KYIV, Dec 27: Russia launched one of its largest combined air assaults on Ukraine in recent months, firing hundreds of drones and dozens of missiles at Kyiv and other regions just days before a pivotal meeting between Ukrainian President Volodymyr Zelenskyy and U.S. President Donald Trump aimed at ending the nearly four-year war.
Ukrainian authorities said the overnight and morning-long attack involved around 500 drones and more than 40 missiles, crippling power and heating supplies across large parts of the capital. A prolonged air raid alert lasting nearly 10 hours was lifted only late Saturday morning.
At least one person was killed in the Kyiv region, while 19 others, including two children, were wounded in the capital, officials said. Emergency services were still searching for a resident believed to be trapped beneath the rubble of a damaged apartment building.
President Zelenskiy described the strikes as Moscow’s response to ongoing peace efforts led by Washington. In a post on social media platform X, he accused Russia of deliberately targeting civilians during the holiday season and urged the United States and Europe to step up pressure on the Kremlin.
“If Russia turns Christmas and New Year into a time of destroyed homes, burned apartments, and ruined power plants, then this can only be answered with truly strong measures,” he said.
Explosions were heard across Kyiv from the early pre-dawn hours as air defense systems intercepted incoming threats. Ukrainian officials confirmed damage in seven districts of the capital, with at least three high-rise residential buildings catching fire.
State energy operator Ukrenergo said Russian strikes hit energy infrastructure nationwide, including facilities in and around Kyiv, prompting emergency power outages. Ukraine’s foreign minister said roughly one-third of the capital was left without heating as temperatures hovered around freezing.
In the surrounding Kyiv region, authorities reported that about 320,000 households lost electricity. The attacks also had regional repercussions, with Poland temporarily closing Rzeszow and Lublin airports after scrambling fighter jets in response to the strikes near its eastern border.
The escalation comes ahead of a meeting scheduled for Sunday in Florida between Zelenskyy and Trump, which the Ukrainian leader has described as critical to shaping a potential peace settlement.

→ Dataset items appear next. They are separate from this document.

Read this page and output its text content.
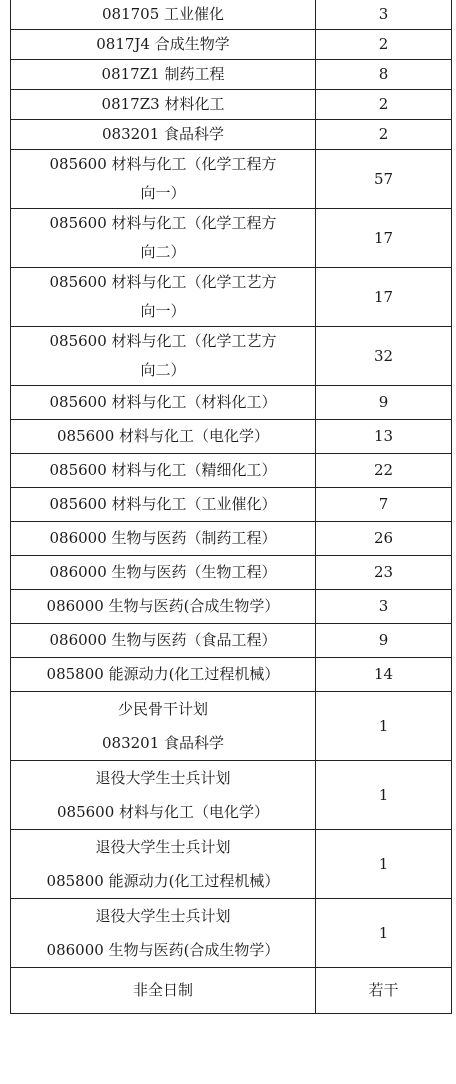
081705 工业催化	3

0817J4 合成生物学	2

0817Z1 制药工程	8

0817Z3 材料化工	2

083201 食品科学	2

085600 材料与化工（化学工程方
向一）	57

085600 材料与化工（化学工程方
向二）	17

085600 材料与化工（化学工艺方
向一）	17

085600 材料与化工（化学工艺方
向二）	32

085600 材料与化工（材料化工）	9

085600 材料与化工（电化学）	13

085600 材料与化工（精细化工）	22

085600 材料与化工（工业催化）	7

086000 生物与医药（制药工程）	26

086000 生物与医药（生物工程）	23

086000 生物与医药(合成生物学）	3

086000 生物与医药（食品工程）	9

085800 能源动力(化工过程机械）	14

少民骨干计划
083201 食品科学	1

退役大学生士兵计划
085600 材料与化工（电化学）	1

退役大学生士兵计划
085800 能源动力(化工过程机械）	1

退役大学生士兵计划
086000 生物与医药(合成生物学）	1

非全日制	若干
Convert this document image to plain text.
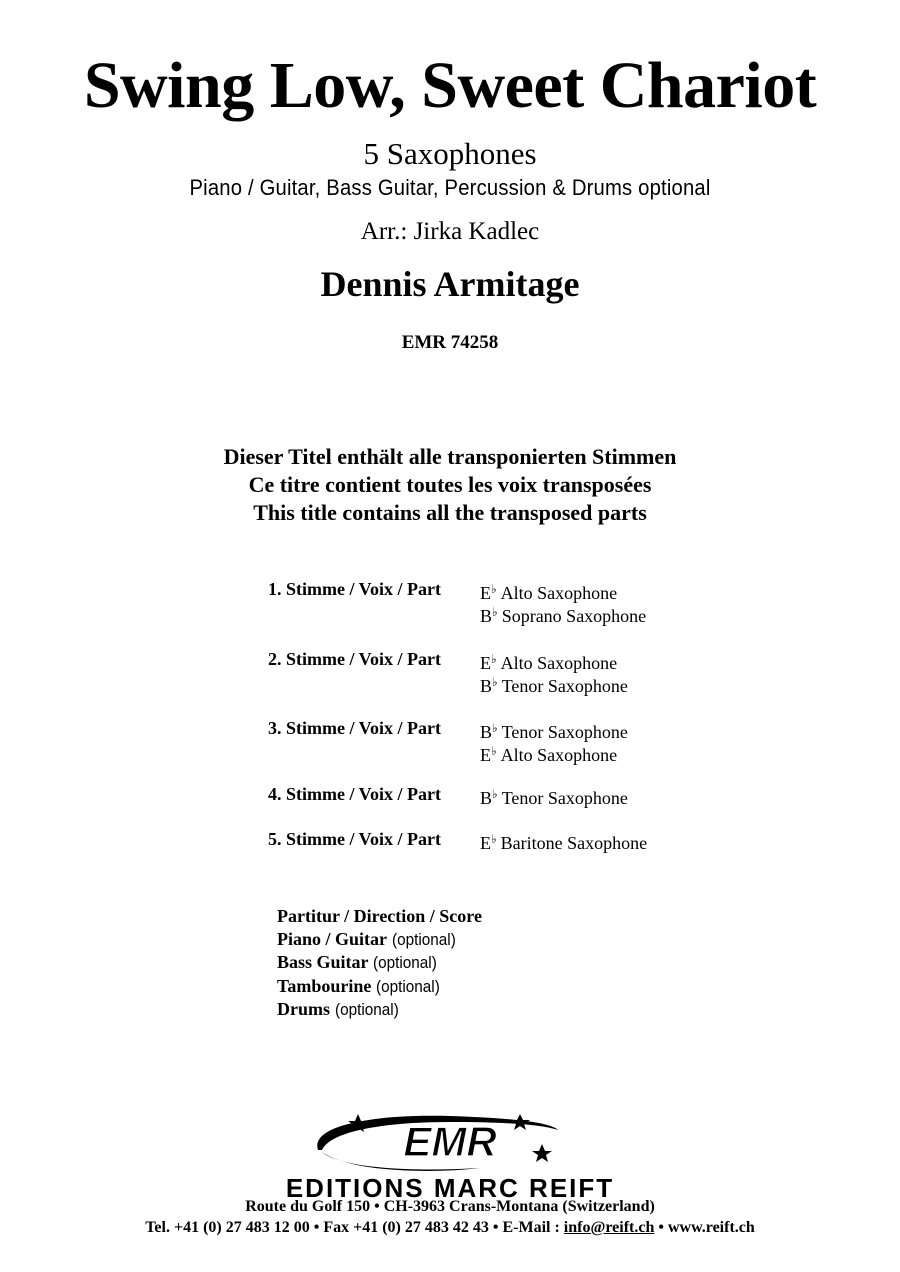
Swing Low, Sweet Chariot
5 Saxophones
Piano / Guitar, Bass Guitar, Percussion & Drums optional
Arr.: Jirka Kadlec
Dennis Armitage
EMR 74258
Dieser Titel enthält alle transponierten Stimmen
Ce titre contient toutes les voix transposées
This title contains all the transposed parts
1. Stimme / Voix / Part E♭ Alto Saxophone
B♭ Soprano Saxophone
2. Stimme / Voix / Part E♭ Alto Saxophone
B♭ Tenor Saxophone
3. Stimme / Voix / Part B♭ Tenor Saxophone
E♭ Alto Saxophone
4. Stimme / Voix / Part B♭ Tenor Saxophone
5. Stimme / Voix / Part E♭ Baritone Saxophone
Partitur / Direction / Score
Piano / Guitar (optional)
Bass Guitar (optional)
Tambourine (optional)
Drums (optional)
EMR
EDITIONS MARC REIFT
Route du Golf 150 • CH-3963 Crans-Montana (Switzerland)
Tel. +41 (0) 27 483 12 00 • Fax +41 (0) 27 483 42 43 • E-Mail : info@reift.ch • www.reift.ch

Zelenskiy said discussions would focus heavily on territorial control once fighting ends, the most contentious issue in Europe’s deadliest conflict since World War Two.
He revealed that a U.S.-backed 20-point peace framework is about 90% complete and that negotiations on a bilateral security guarantee agreement with Washington are nearing conclusion. Trump, however, said any deal would ultimately require his approval, underscoring the high stakes of the talks.
Alongside territorial disputes, control of the Russian-occupied Zaporizhzhia nuclear power plant and proposals for a potential free economic zone in parts of eastern Ukraine remain unresolved. Kyiv insists on halting the war along current front lines, while Moscow continues to demand Ukrainian withdrawals from contested regions.
Despite sharply differing positions, Russian officials signaled cautious optimism that negotiations have reached a turning point, even as the fighting intensifies. Ukrainian officials, meanwhile, warned that sustained military pressure from Moscow threatens to undermine diplomatic efforts at a critical moment.